5 Ways to Market Your Small Business in 2015 — Even if You’re Short on Time
As a small-business owner, you’re already notorious for wearing multiple hats in order to reach your business goals. From functioning as the entire HR department to learning how to code HTML, putting in extra hours to perform tasks, and developing systems you’d rather outsource or hire an employee to do is par for the course when you’re working for yourself and times are still leaner than you’d like them to be.
Because of the hectic realities that most small-business owners face, marketing — one of the most important elements of maintaining and growing a successful business — can often take a back seat to more seemingly pressing day-to-day concerns. If you need more and better marketing in the New Year, but you’re hard-pressed to figure out how to do it well, here are five ways you can effectively market your business in 2015, even if you’re convinced you don’t have the time.
1. Email Marketing
A successful email marketing campaign can make a huge difference in your bottom line in the coming year. Even with the advent of social media, a zillion and one apps, and traditional marketing’s continued importance, email marketing proves highly effective time and time again — especially when it comes to return on investment. Whether you hire out your email marketing campaign or do it yourself, make email marketing a cornerstone of your marketing plan. To that end, craft emails your customers and potential customers will want to read by:
- Writing excellent subject lines
- Making your call-to-action clear
- Never writing more than you need to
- Offering discounts, deals, and specials
2. Be Interesting and Engaging on Social Media
Social media has yet to prove its worth when it comes to a reliable ROI, but its importance in connecting with your customer base is still undeniable since so many people spend so much time on it. Simply having a Twitter feed, Facebook page, and Pinterest account aren’t enough, however. You also need to be interesting and engaging anytime you interact or post on social media. Stick to highlights and items of true human interest. Before you post anything, ask yourself: Would I care about this if it weren’t my company? Only post those items you’re sure pass the test. To save time coming up with ideas, spend an hour or two at the end of each week planning a handful of high-quality post ideas you can utilize the next week. Then, spend no more than 15 minutes each day implementing it.

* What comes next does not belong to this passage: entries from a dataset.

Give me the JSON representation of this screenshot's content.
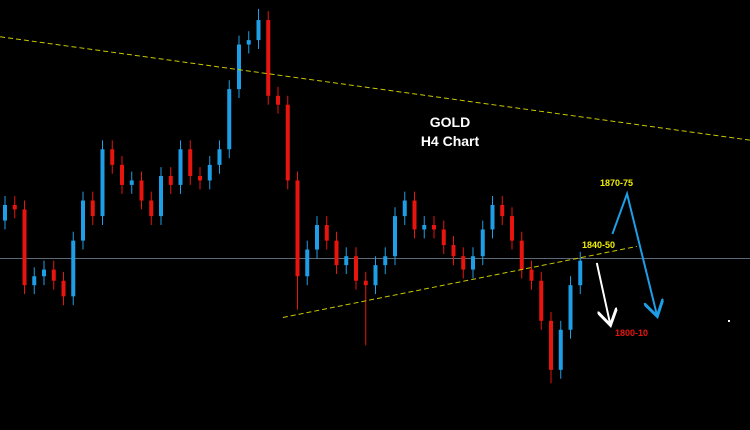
{
  "chart_data": {
    "type": "candlestick",
    "title": "GOLD",
    "subtitle": "H4 Chart",
    "ylim": [
      1766,
      1959
    ],
    "colors": {
      "bull": "#1e9ee6",
      "bear": "#e8150f",
      "trendline": "#c8c800",
      "hline": "#5a6a78",
      "arrow_up": "#1e9ee6",
      "arrow_down": "#ffffff"
    },
    "open": [
      1860,
      1867,
      1865,
      1831,
      1835,
      1838,
      1833,
      1826,
      1851,
      1869,
      1862,
      1892,
      1885,
      1876,
      1878,
      1869,
      1862,
      1880,
      1876,
      1892,
      1880,
      1878,
      1885,
      1892,
      1919,
      1939,
      1941,
      1950,
      1916,
      1912,
      1878,
      1835,
      1847,
      1858,
      1851,
      1840,
      1844,
      1833,
      1831,
      1840,
      1844,
      1862,
      1869,
      1856,
      1858,
      1856,
      1849,
      1844,
      1838,
      1844,
      1856,
      1867,
      1862,
      1851,
      1838,
      1833,
      1815,
      1793,
      1811,
      1831
    ],
    "high": [
      1871,
      1871,
      1869,
      1839,
      1842,
      1842,
      1837,
      1855,
      1873,
      1873,
      1896,
      1896,
      1889,
      1882,
      1882,
      1873,
      1884,
      1884,
      1896,
      1896,
      1884,
      1889,
      1896,
      1923,
      1943,
      1945,
      1955,
      1954,
      1920,
      1916,
      1882,
      1851,
      1862,
      1862,
      1855,
      1848,
      1848,
      1837,
      1844,
      1848,
      1866,
      1873,
      1873,
      1862,
      1862,
      1860,
      1853,
      1848,
      1848,
      1860,
      1871,
      1871,
      1866,
      1855,
      1842,
      1837,
      1819,
      1815,
      1835,
      1846
    ],
    "low": [
      1856,
      1861,
      1827,
      1827,
      1831,
      1829,
      1822,
      1822,
      1847,
      1858,
      1858,
      1881,
      1872,
      1872,
      1865,
      1858,
      1858,
      1872,
      1872,
      1876,
      1874,
      1874,
      1881,
      1888,
      1915,
      1935,
      1937,
      1912,
      1908,
      1874,
      1820,
      1831,
      1843,
      1847,
      1836,
      1836,
      1829,
      1804,
      1827,
      1836,
      1840,
      1858,
      1852,
      1852,
      1852,
      1845,
      1840,
      1834,
      1834,
      1840,
      1852,
      1858,
      1847,
      1834,
      1829,
      1811,
      1787,
      1789,
      1807,
      1827
    ],
    "close": [
      1867,
      1865,
      1831,
      1835,
      1838,
      1833,
      1826,
      1851,
      1869,
      1862,
      1892,
      1885,
      1876,
      1878,
      1869,
      1862,
      1880,
      1876,
      1892,
      1880,
      1878,
      1885,
      1892,
      1919,
      1939,
      1941,
      1950,
      1916,
      1912,
      1878,
      1835,
      1847,
      1858,
      1851,
      1840,
      1844,
      1833,
      1831,
      1840,
      1844,
      1862,
      1869,
      1856,
      1858,
      1856,
      1849,
      1844,
      1838,
      1844,
      1856,
      1867,
      1862,
      1851,
      1838,
      1833,
      1815,
      1793,
      1811,
      1831,
      1842
    ],
    "trendlines": [
      {
        "kind": "resistance",
        "from": [
          -0.5,
          1942.5
        ],
        "to": [
          76.4,
          1896.1
        ]
      },
      {
        "kind": "support",
        "from": [
          28.5,
          1816.5
        ],
        "to": [
          64.8,
          1848.4
        ]
      }
    ],
    "horizontal_line": 1843,
    "arrows": [
      {
        "kind": "bullish-scenario",
        "points": [
          [
            62.3,
            1854
          ],
          [
            63.8,
            1872
          ],
          [
            66.9,
            1817
          ]
        ]
      },
      {
        "kind": "bearish-scenario",
        "points": [
          [
            60.7,
            1841
          ],
          [
            62.1,
            1813
          ]
        ]
      }
    ],
    "annotations": [
      {
        "text": "1870-75",
        "color": "#f0f000"
      },
      {
        "text": "1840-50",
        "color": "#f0f000"
      },
      {
        "text": "1800-10",
        "color": "#e8150f"
      }
    ]
  }
}
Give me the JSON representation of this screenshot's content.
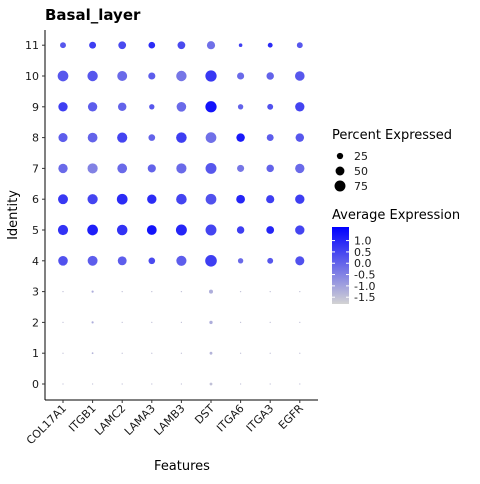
{
  "chart_data": {
    "type": "dotplot",
    "title": "Basal_layer",
    "xlabel": "Features",
    "ylabel": "Identity",
    "features": [
      "COL17A1",
      "ITGB1",
      "LAMC2",
      "LAMA3",
      "LAMB3",
      "DST",
      "ITGA6",
      "ITGA3",
      "EGFR"
    ],
    "identities": [
      "0",
      "1",
      "2",
      "3",
      "4",
      "5",
      "6",
      "7",
      "8",
      "9",
      "10",
      "11"
    ],
    "percent_expressed": [
      [
        1,
        1,
        1,
        1,
        1,
        5,
        1,
        1,
        1
      ],
      [
        1,
        2,
        1,
        1,
        1,
        5,
        1,
        1,
        1
      ],
      [
        1,
        3,
        1,
        1,
        1,
        7,
        1,
        1,
        1
      ],
      [
        1,
        3,
        1,
        1,
        1,
        10,
        1,
        1,
        1
      ],
      [
        58,
        62,
        50,
        28,
        65,
        85,
        18,
        22,
        52
      ],
      [
        65,
        72,
        70,
        60,
        75,
        75,
        35,
        38,
        55
      ],
      [
        62,
        65,
        72,
        55,
        70,
        72,
        48,
        42,
        55
      ],
      [
        55,
        65,
        60,
        42,
        65,
        75,
        32,
        35,
        55
      ],
      [
        52,
        60,
        65,
        28,
        70,
        72,
        45,
        30,
        45
      ],
      [
        55,
        55,
        45,
        18,
        58,
        80,
        18,
        22,
        55
      ],
      [
        72,
        68,
        62,
        32,
        68,
        80,
        32,
        35,
        58
      ],
      [
        22,
        30,
        38,
        28,
        38,
        42,
        8,
        15,
        22
      ]
    ],
    "average_expression": [
      [
        -1.5,
        -1.5,
        -1.5,
        -1.5,
        -1.5,
        -1.5,
        -1.5,
        -1.5,
        -1.5
      ],
      [
        -1.5,
        -1.3,
        -1.5,
        -1.5,
        -1.5,
        -1.3,
        -1.5,
        -1.5,
        -1.5
      ],
      [
        -1.5,
        -1.2,
        -1.5,
        -1.5,
        -1.5,
        -1.2,
        -1.5,
        -1.5,
        -1.5
      ],
      [
        -1.5,
        -1.2,
        -1.5,
        -1.5,
        -1.5,
        -1.2,
        -1.5,
        -1.5,
        -1.5
      ],
      [
        0.3,
        0.1,
        0.1,
        0.4,
        0.1,
        0.6,
        -0.1,
        0.2,
        0.3
      ],
      [
        0.8,
        1.1,
        0.8,
        1.3,
        1.0,
        0.5,
        0.6,
        1.0,
        0.5
      ],
      [
        0.7,
        0.5,
        0.9,
        0.9,
        0.5,
        0.3,
        1.0,
        0.6,
        0.6
      ],
      [
        -0.1,
        -0.5,
        -0.1,
        0.0,
        -0.1,
        0.2,
        -0.3,
        0.0,
        -0.1
      ],
      [
        0.1,
        0.0,
        0.5,
        0.0,
        0.6,
        -0.2,
        1.2,
        0.1,
        0.2
      ],
      [
        0.6,
        0.1,
        0.0,
        0.2,
        -0.1,
        1.3,
        0.0,
        0.3,
        0.5
      ],
      [
        0.2,
        0.2,
        -0.1,
        0.1,
        -0.3,
        0.7,
        -0.1,
        0.0,
        0.2
      ],
      [
        0.2,
        0.6,
        0.4,
        0.9,
        0.4,
        -0.2,
        0.6,
        0.9,
        0.2
      ]
    ],
    "size_legend": {
      "title": "Percent Expressed",
      "values": [
        25,
        50,
        75
      ],
      "labels": [
        "25",
        "50",
        "75"
      ]
    },
    "color_legend": {
      "title": "Average Expression",
      "range": [
        -1.8,
        1.6
      ],
      "ticks": [
        1.0,
        0.5,
        0.0,
        -0.5,
        -1.0,
        -1.5
      ],
      "labels": [
        "1.0",
        "0.5",
        "0.0",
        "-0.5",
        "-1.0",
        "-1.5"
      ],
      "low_color": "#d3d3d3",
      "high_color": "#0000ff"
    },
    "grid": false,
    "legend_position": "right"
  }
}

3. Participate in Local Charitable Events
Donating goods, services, or money to local charitable events will not only raise awareness regarding your business in the community in which you live, but it will also boost your reputation, assist in promoting the common good, and provide you with real tax breaks. From a marketing perspective, it’s ideal. Oftentimes, volunteers from the organizations you’re helping will do the heavy lifting for you, too, by picking up items, coming by to pick up a check, and the like, which means you won’t have to spend a lot of time when you donate.
4. Assess and Test What’s Working
One of the most important aspects of any solid marketing plan is to assess and test what’s actually working for you. While this tip can seem as though it will cost you precious extra time that you don’t have, consider the fact that you may be wasting time on marketing efforts that aren’t yielding positive results.
From using Google Analytics to track how people find your website to keeping track of how many leads a radio ad generates, don’t let 2015 slip by without good knowledge about what is and isn’t working.
5. Invest in Mobile
Like it or not, the world is becoming increasingly mobile — even in its use of technology. Smartphones and tablets are becoming the preferred way people access the Internet, which means your business needs to have a mobile presence in order to keep your customer base and grow it. Whether you put forth the funds and energy to invest in a mobile app or you redesign your web page so that it’s mobile-friendly, jump into the fray now, before you start losing business. While it probably won’t save you time this year, it will certainly keep you ahead of the curve for the coming changes that might see some of your slower moving competitors’ lack of mobility put them out of business.
It’s true that effective marketing takes time, and you have precious little of it. But if you play your cards right and invest some effort in the types of marketing most likely to yield the best results, the effects on your business and its resources will pay for itself down the road.